Ross Benjamin and Richard Sieburth, both renowned translators of Hölderlin, will join Austrian writer Alfred Goubran in a conversation with bread, wine, poetry, and music.
Friedrich Hölderlin (1770-1843) is widely regarded as one of the greatest German lyric poets. In addition to his poetry and Hyperion, his only novel, he began work on a tragedy, The Death of Empedocles, which he never completed. The creative period of his life was cut short by a mental breakdown that confined him to a tower in Tübingen from 1807 until his death in 1843. His work had a profound influence on Hegel, Nietzsche, Rilke, Heidegger, and Celan.
Ross Benjamin is a translator of German literature and a writer living in New York.
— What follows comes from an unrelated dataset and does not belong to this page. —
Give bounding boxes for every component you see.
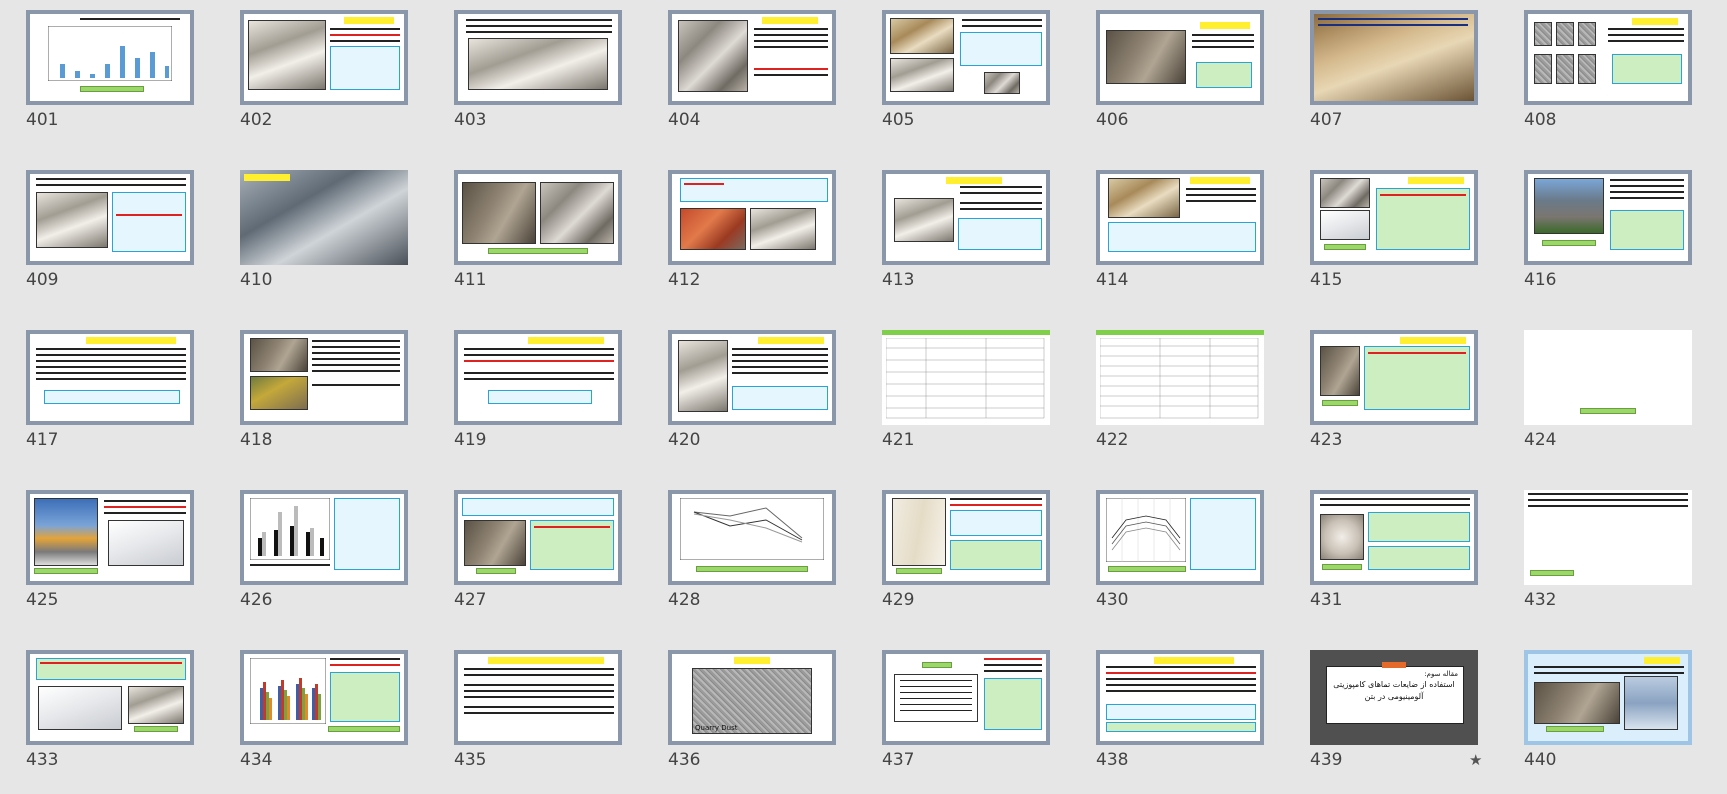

His translations include Friedrich Hölderlin’s Hyperion (Archipelago Books, 2008), Kevin Vennemann's Close to Jedenew (Melville House, 2008), Joseph Roth's Job (Archipelago, 2010) and Thomas Pletzinger's Funeral for a Dog (W.W. Norton & Company, 2011). He was awarded the 2010 Helen and Kurt Wolff Translator's Prize for his rendering of Michael Maar's Speak, Nabokov (Verso Books, 2009). He is currently at work on a novel about the Harlem Renaissance.
Alfred Goubran was born in 1964 in Graz and grew up in Klagenfurt, both medium-sized Austrian cities. He is a well-known writer, critic, translator, editor, and former publisher of the edition selene, an important series of contemporary literature. As a writer, he published various collections of short stories, including Tor (2008) and ORT (2010). At the end of last year, his first novel AUS., was published and immediately compared to the oeuvre of Thomas Bernhard, one of Austria’s most well-known writers, who died in 1989. Goubran is currently the Max Kade writer-in residence at Deutsches Haus at NYU.
Richard Sieburth's translations include Georg Büchner's Lenz, Friedrich Hölderlin's Hymns and Fragments, Walter Benjamin's Moscow Diary, Henri Michaux's Emergencies/Resurgences and Stroke by Stroke, Michel Leiris's Nights as Day, Days as Night, Gershom Scholem's The Fullness of Time: Poems, and Nerval's The Salt Smugglers and Selected Writings, which won the 2000 PEN/Book-of-the-Month-Club Translation Prize. His recent translation of Maurice Scève's Emblems of Desire was a finalist for the PEN Translation and the Weidenfeld Prize.